The code 20 can control the display screen 4a to display one or more display elements, such as a visible menu 8 or other display element(s) 9. In some cases, a display element may be specific to a particular user; for example, the menu 8 may have been invoked by the first user 10a and be intended for that user specifically. The menu 8 comprises one or more options that are selectable by the first user 10a by providing a touch input on the touchscreen 4b within the part of the total display area occupied by the relevant option.
The display device 2 can connect to a communications network of a communications system, e.g. a packet-based network such as the Internet, via the network interface 22. For example, the code 20 may comprise a communication client application (e.g. Skype™ software) for effecting communication events within the communications system via the network, such as a video call, and/or another video based communication event(s) such as a whiteboard or screen sharing session, between the users 10a, 10b and another remote user(s). The communication system may be based on voice or video over internet protocols (VoIP) systems. These systems are beneficial to the user as they are often of significantly lower cost than conventional fixed line or mobile cellular networks, particularly for long-distance communication. The client software 20 sets up the VoIP connections as well as providing other functions such as registration and user authentication based on, say, login credentials such as a username and associated password.
It\'s a common user interface (UI) pattern to present a menu on a touchscreen that is (for all intents and purposes) modal. This enables the user to touch (or click) an area outside of the menu\'s immediate bounds in order to dismiss it.

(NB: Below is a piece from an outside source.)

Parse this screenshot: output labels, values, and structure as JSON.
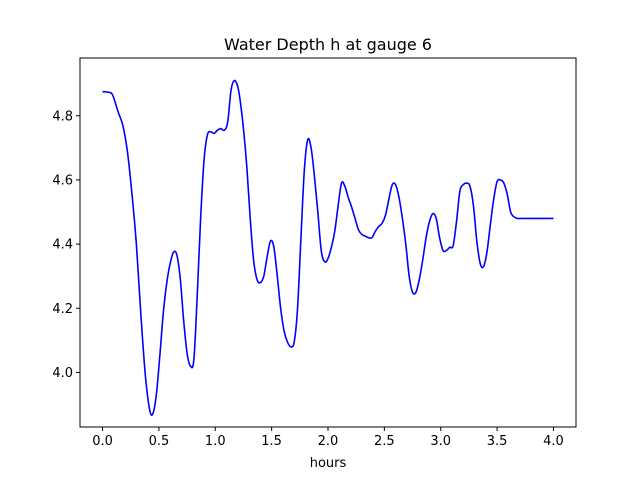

The term “modal” in the present contact refers to a display element displayed by a software application (or, more accurately, a particular instance of the software application), which can be dismissed, i.e. so that it is no longer displayed, by selecting a point outside of the area of the display occupied by the display element. In some though not all cases, other input functions may be ‘locked’ until the modal menu is dismissed to prevent interaction between the user and other display elements. For example, for software built on a windows-based operating system, the main window of the application 20 may be locked until the modal element has been dismissed, preventing a user from continuing workflow of the main window.
For phones and small touchscreens, this is sufficient as there is only ever going to be one user interacting with the device at any given time.
However, for a very large touchscreen, such as an 84″ or other large Surface Hub, this modality can break collaborative flow.
For example, consider the situation shown in FIG. 1, in which the two users 10a, 10b are located to the left and right-hand side of the large display device 2 respectively. Suppose User A 10a is using an instance Skype and attempting to switch cameras—an action invoked by selecting a menu, e.g. flyout menu, and user B is gesticulating during a screen-share, for example using an instance of the Microsoft OneNote application. For a modal flyout menu, User B\'s touches will unintentionally dismiss the flyout each time User A opens it, effectively creating a race-condition which then interrupts and breaks down the collaboration.